I have written about the importance of migrating to Unity Catalog as an essential component of your Data Management Platform. Any migration exercise implies movement from a current to a future state. A migration from the Hive Metastore to Unity Catalog will require planning around workspaces, catalogs and user access. This is also an opportunity to realign some of your current practices that may be less than optimal with newer, better practices. In fact, some of these improvements might be easier to fund than a straight governance play. One comprehensive model to use for guidance is the Databricks well-architected lakehouse framework. I have discussed the seven pillars of the well-architected lakehouse framework in general and now I want to focus on operational excellence.
Operational Excellence
I like Ops. DevOps. MLOps. DevSecGovOps. I am a fan of statistical process control in general and the Theory of Constraints in particular.
“Any improvements made anywhere besides the bottleneck are an illusion.”

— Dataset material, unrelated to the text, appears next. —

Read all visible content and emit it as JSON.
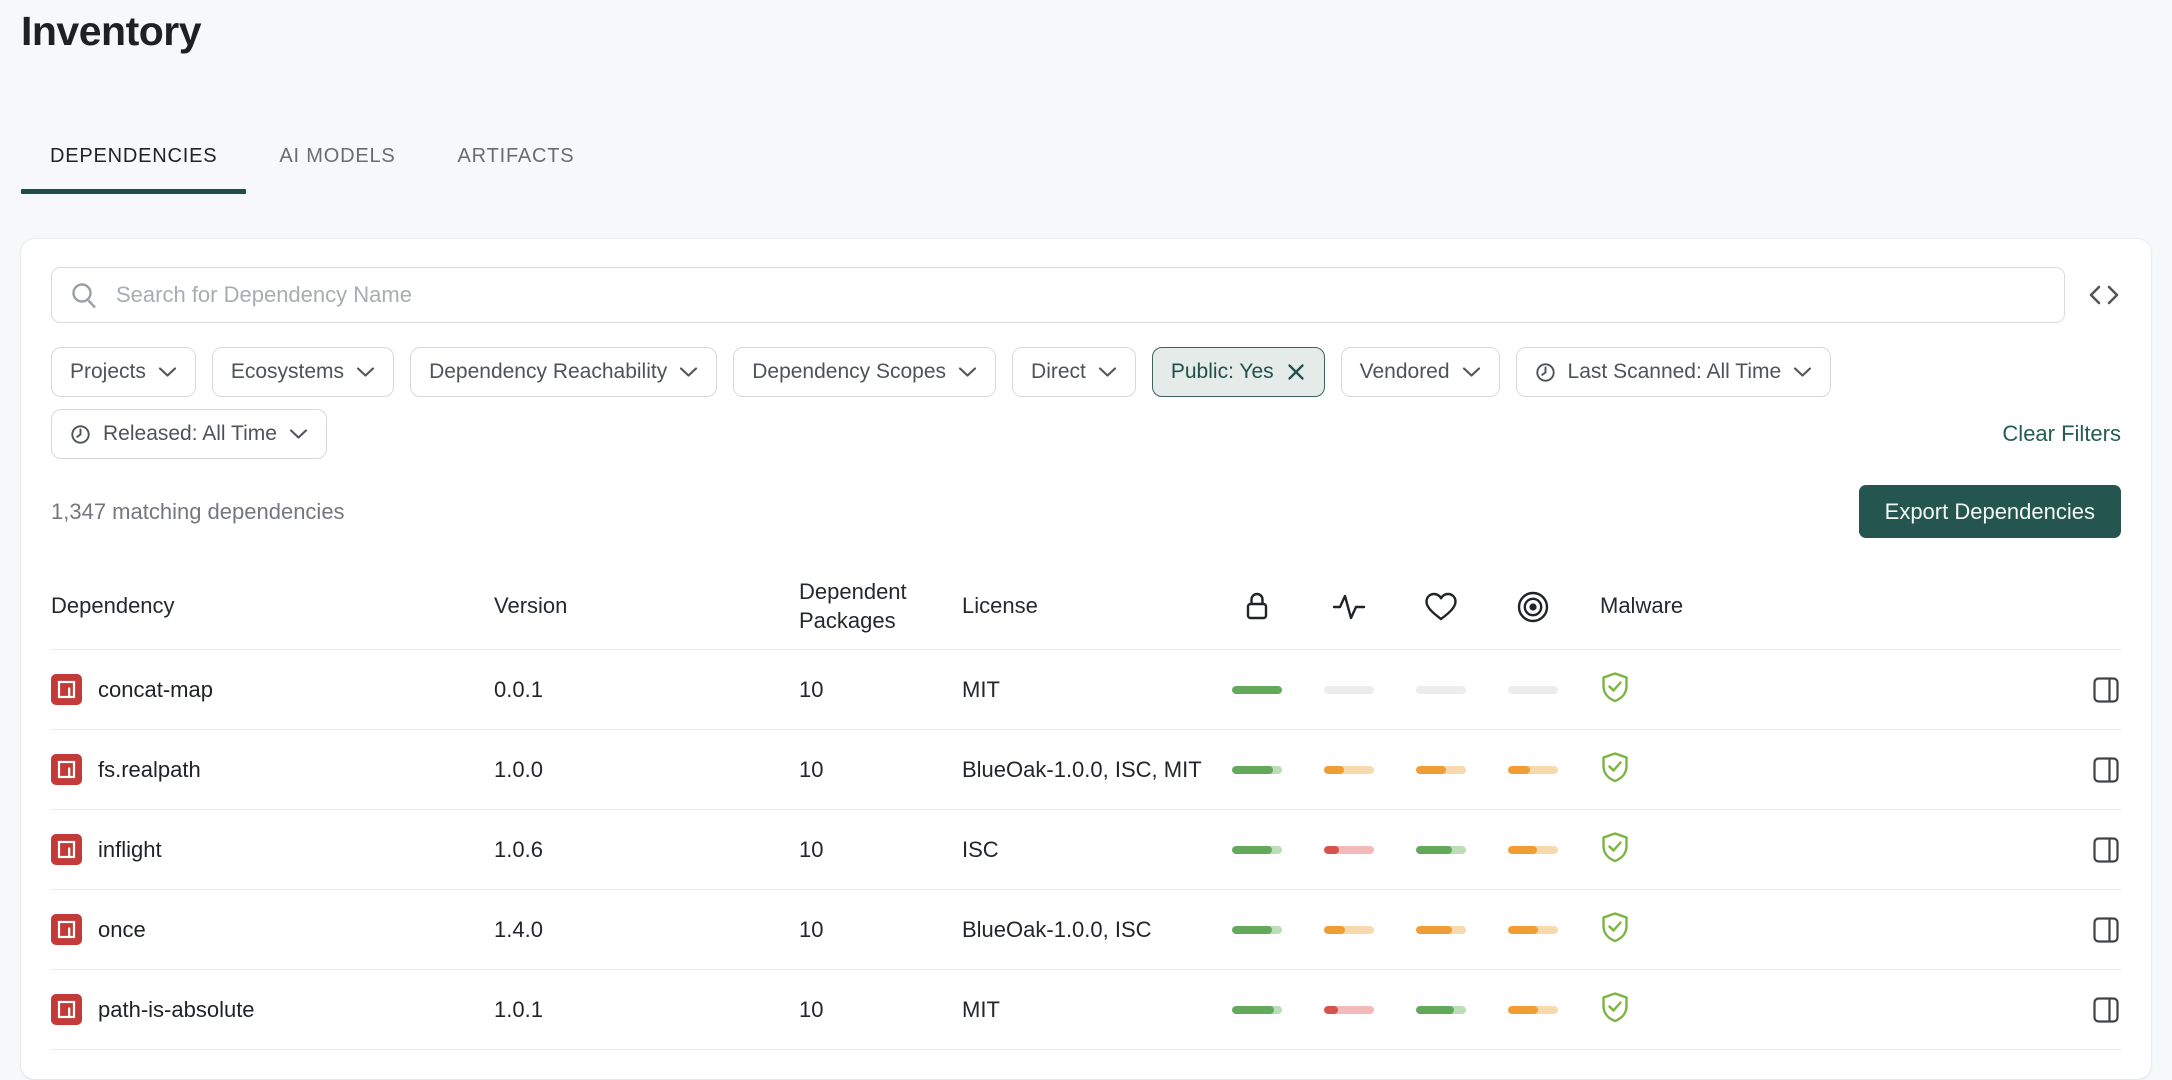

I prefer the following order of operations to implement ops. Step one, introduce monitoring. Nothing means anything without measurement. Step two, introduce capacity limits and quotas for each service to define boundaries. Step three, automate everything. Step four, break bottlenecks. There will never, ever be a step five.
The Future of Big Data
With some guidance, you can craft a data platform that is right for your organization’s needs and gets the most return from your data capital.
Monitoring
Monitoring without alerting is not particularly helpful. Alerting without a chain of responsibility is also not particularly helpful. Enabling Unity Catalog gives your data the opportunity to granularly tag and manage your data platform. I recommend to evaluate your monitoring platform with the ultimate goal of self-service data. Monitor your lakehouse. Monitor your SQL Warehouse. Monitor your jobs. Thinking through this process, from what metrics you will monitor to who will be alerted to the responses you expect may infoirm how you set up your catalogs, workspace and tagging in Unity Catalog. Monitoring is not the only data point in setting up Unity Catalog, but I think its more important than many IT shops do before we start the migration.
Capacity Limits and Quotas
This is a real wake-up call in my opinion. Remember how we discussed cost optimization? Capacity limits and qotas are more about aligning costs with business value. The closer you can align your monitoring with distinct units of business values depending on your corporate environment. Is it business units? Lines of business? Unity Catalog resource quotas can change your perspective from a simple lift-and-shift from the Hive Metastore to a migration informed by practical business value. Attaching capacity limits and quotas on resources will drive this kind of thinking.
Automation
Terraform. Databricks Jobs. The tools don’t matter as much as just a commitment to Infrastructure-as-Code and Configuration-as-Code attitude. Just automate shell scripts with the Databricks CLI; its better than using the UI. I actually don’t want to spend much time on this bvecause I don’t want anyone to get bogged down in tool-wars.
Bottlenecks
Bottleneck identification becomes very easy when you have capacity limits and quotas aligned with the business metrics that the executive team uses if you are communicating clearly. You’re bottlenecks will be communicated very loudly and very clearly. You’ll be pretty happy you put in the automation work to do A/B testing and get feedback from your monitoring. Your team will get very good at different cost optimization techniques.
Conclusion
This topic isn’t technically difficult but its a heavy political lift. When I talk about operational excellence, people expect a deep dive into a tools comparison. That isn’t the difficult part in my opinion. Automate with Terraform. Monitoring isn’t even that hard; use the monitoring tools provided by Databricks and your cloud provider. The challenging part is taking advantage of your Unity Catalog migration to more closely align the business, technology and executive teams around your data, machine learning and artifical intelligence assets. On its face, this is the goals of governance. Data scientists, analysts and engineers need to be able to securely discover, access and collaborate on trusted data and AI assets to unlock the full potential of the lakehouse environment. In theory, this is everyone’s responsibility. In practice, it all falls to IT. Operational excellence is table stakes.